赵玉兰没有闹腾,大概是是已经相信了是谢红艳偷的钱,等到毕业之后,也不说分配工作的地方,档案直接移走。
再想要找他的位置,就够赵玉兰摸索的了。
这辈子也算是安稳了。
至于邵梨子,家里已经没了钱,她肯定也不能继续读书,只能在乡下干活,养活自己。
再过两年,跟大多数乡下女人的命运一样,随便找个人嫁了,就这么过一辈子。
哪怕读了几天书,又没有什么见识,她也没有办法找到自己,老妈就跟着她,那样过一辈子吧。
而他的未来,一片光明。
手里的钱省吃俭用,足够在任何一座城市安家,再找个有文化有知识的女同志结婚,美美满满的过一辈子。
他有这种算盘,而赵玉兰还在等他有出息,然后供养她,邵家人的事,可谓是一言难尽。
对于邵家的这些事,陈可秀是不知道的,也并不想知道这些。
和林姐带着两个孩子到了城里,在车站就看到了邵卫国,还是那一件军大衣。
只不过看起来没有以前那件旧,也许是刚回来,还没有找地方理头发,相比于之前的板寸,这会儿稍微有点长。
不过也没有盖住耳朵。
两年的时间不见,他显得更加稳重了,一贯锋芒毕露的眉眼,多了几分深邃和沉稳,少了几分锐利。
穿着一双军靴,三十多岁的他,在人群里十分出挑。
陈可秀一眼就看见了,突然有种,久违见到故人的胆怯感,还有几分生疏,以及突如其来的想念。

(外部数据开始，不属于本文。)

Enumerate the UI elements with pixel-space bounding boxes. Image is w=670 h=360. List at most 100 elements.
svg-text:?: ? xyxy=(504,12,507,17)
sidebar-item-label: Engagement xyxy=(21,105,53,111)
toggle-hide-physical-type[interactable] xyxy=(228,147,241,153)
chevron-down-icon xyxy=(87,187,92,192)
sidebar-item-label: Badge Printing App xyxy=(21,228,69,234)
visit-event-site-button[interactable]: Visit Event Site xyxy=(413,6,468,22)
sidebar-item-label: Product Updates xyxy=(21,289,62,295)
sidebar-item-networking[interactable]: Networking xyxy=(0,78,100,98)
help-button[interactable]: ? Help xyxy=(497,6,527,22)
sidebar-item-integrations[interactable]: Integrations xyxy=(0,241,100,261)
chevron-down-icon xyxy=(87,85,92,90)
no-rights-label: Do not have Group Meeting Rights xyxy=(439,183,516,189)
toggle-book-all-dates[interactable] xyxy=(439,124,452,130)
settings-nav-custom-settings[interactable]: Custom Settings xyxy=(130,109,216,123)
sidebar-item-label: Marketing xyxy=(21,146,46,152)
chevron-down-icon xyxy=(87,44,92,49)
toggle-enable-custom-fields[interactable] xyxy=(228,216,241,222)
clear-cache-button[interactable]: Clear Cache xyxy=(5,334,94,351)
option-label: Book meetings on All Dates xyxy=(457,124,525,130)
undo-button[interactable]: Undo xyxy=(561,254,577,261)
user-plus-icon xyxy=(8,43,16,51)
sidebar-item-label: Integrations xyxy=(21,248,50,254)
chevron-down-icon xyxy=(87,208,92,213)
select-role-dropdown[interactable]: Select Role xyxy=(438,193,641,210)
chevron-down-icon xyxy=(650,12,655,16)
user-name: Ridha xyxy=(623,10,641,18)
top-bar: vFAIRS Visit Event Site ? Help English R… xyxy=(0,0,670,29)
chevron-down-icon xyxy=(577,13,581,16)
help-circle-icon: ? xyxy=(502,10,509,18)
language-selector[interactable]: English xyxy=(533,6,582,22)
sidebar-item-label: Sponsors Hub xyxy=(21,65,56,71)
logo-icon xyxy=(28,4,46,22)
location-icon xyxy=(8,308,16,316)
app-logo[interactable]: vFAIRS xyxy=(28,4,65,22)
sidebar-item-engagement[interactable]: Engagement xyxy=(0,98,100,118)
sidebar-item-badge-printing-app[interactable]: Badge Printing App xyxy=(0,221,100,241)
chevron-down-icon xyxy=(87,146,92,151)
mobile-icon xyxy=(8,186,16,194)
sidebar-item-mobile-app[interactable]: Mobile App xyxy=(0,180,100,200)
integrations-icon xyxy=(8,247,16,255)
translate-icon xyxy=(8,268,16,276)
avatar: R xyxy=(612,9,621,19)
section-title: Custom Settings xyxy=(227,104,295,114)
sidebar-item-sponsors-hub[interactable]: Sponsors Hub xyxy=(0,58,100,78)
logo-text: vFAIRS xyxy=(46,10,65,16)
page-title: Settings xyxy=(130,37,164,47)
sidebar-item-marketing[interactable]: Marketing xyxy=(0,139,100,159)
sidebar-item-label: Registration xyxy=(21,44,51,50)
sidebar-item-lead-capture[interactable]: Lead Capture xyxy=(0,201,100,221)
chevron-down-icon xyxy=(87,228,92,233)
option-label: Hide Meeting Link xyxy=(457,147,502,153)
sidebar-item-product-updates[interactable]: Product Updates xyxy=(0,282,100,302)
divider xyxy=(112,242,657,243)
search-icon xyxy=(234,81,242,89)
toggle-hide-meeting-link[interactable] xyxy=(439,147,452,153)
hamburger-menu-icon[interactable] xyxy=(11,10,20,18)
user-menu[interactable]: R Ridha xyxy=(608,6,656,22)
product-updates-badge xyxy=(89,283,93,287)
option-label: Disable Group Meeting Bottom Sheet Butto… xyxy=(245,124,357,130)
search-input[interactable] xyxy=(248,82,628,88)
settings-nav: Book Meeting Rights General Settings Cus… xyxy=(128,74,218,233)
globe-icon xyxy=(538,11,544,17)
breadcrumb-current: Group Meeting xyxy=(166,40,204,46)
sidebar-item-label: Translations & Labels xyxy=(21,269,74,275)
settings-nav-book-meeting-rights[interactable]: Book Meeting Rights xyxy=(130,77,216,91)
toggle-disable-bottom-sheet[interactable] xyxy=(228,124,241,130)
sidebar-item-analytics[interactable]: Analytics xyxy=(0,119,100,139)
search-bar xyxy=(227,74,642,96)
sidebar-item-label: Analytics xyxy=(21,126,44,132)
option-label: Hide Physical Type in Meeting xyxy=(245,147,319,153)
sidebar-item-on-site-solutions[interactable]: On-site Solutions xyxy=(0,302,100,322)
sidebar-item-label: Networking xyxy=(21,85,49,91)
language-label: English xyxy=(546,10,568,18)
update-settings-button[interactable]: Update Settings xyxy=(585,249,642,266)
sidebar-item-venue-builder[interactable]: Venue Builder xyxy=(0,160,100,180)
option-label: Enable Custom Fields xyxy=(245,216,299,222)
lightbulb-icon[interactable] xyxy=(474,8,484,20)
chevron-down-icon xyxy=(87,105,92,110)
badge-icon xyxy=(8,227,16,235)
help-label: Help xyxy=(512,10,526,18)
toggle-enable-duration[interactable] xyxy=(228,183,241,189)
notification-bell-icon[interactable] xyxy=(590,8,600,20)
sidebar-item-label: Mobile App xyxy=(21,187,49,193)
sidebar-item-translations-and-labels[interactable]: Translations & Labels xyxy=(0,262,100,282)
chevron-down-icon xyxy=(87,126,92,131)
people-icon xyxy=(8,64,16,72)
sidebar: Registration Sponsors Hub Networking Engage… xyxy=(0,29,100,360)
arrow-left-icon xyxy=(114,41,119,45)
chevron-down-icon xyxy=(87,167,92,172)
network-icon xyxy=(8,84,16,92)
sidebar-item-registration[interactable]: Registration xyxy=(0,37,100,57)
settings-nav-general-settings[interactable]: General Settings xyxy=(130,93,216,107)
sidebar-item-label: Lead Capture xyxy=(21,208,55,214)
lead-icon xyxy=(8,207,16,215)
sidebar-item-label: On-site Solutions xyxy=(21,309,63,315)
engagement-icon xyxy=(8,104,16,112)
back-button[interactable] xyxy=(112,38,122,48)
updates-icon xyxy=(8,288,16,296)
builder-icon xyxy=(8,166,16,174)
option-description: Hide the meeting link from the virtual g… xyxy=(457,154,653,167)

其实这两年半的时间里,她只有邵卫国刚离开的时候,有些想念,替他担忧为他愁。
慢慢的,就不太记得想起他,只有写信的时候才会想到还有个男人在外面。
平时,都在想着怎么把生活过好,怎么赚钱,又怎么把两个孩子教养好。
没想到他会在车站等待,乍然相见,有种青涩的害羞,弥漫到了心头,导致半天没有动作。
邵卫国大步流星的走过来,风吹乱了额钱的头发,却也只是伸手拎过她手里的包袱。
他又何尝不是呢。
虽然一直想念着家,不过一直都没有回来,两个孩子都到了他的腰了,不是记忆中一只手就能拎两个的团子。
也有种阔别已久的生疏。
邵卫国一时间也手脚无处安放,过了片刻,才有些生涩且沉闷地问道,“都还好吧?”
陈可秀微低下头,装作漫不经心的回答,“都挺好的。”
说着,连忙拉过两个孩子,“如意,安安,这是爸爸,快叫人。”
如意拉着邵卫国的手,口齿清晰的叫了一声,“爸爸。”
她其实还是记得的,不是因为记忆中记得,而是因为陈可秀担心两个孩子忘记了父亲,给画了一张画。
虽说头发已经变了,不过衣服没变,如意一向很聪明,她能够认得出来。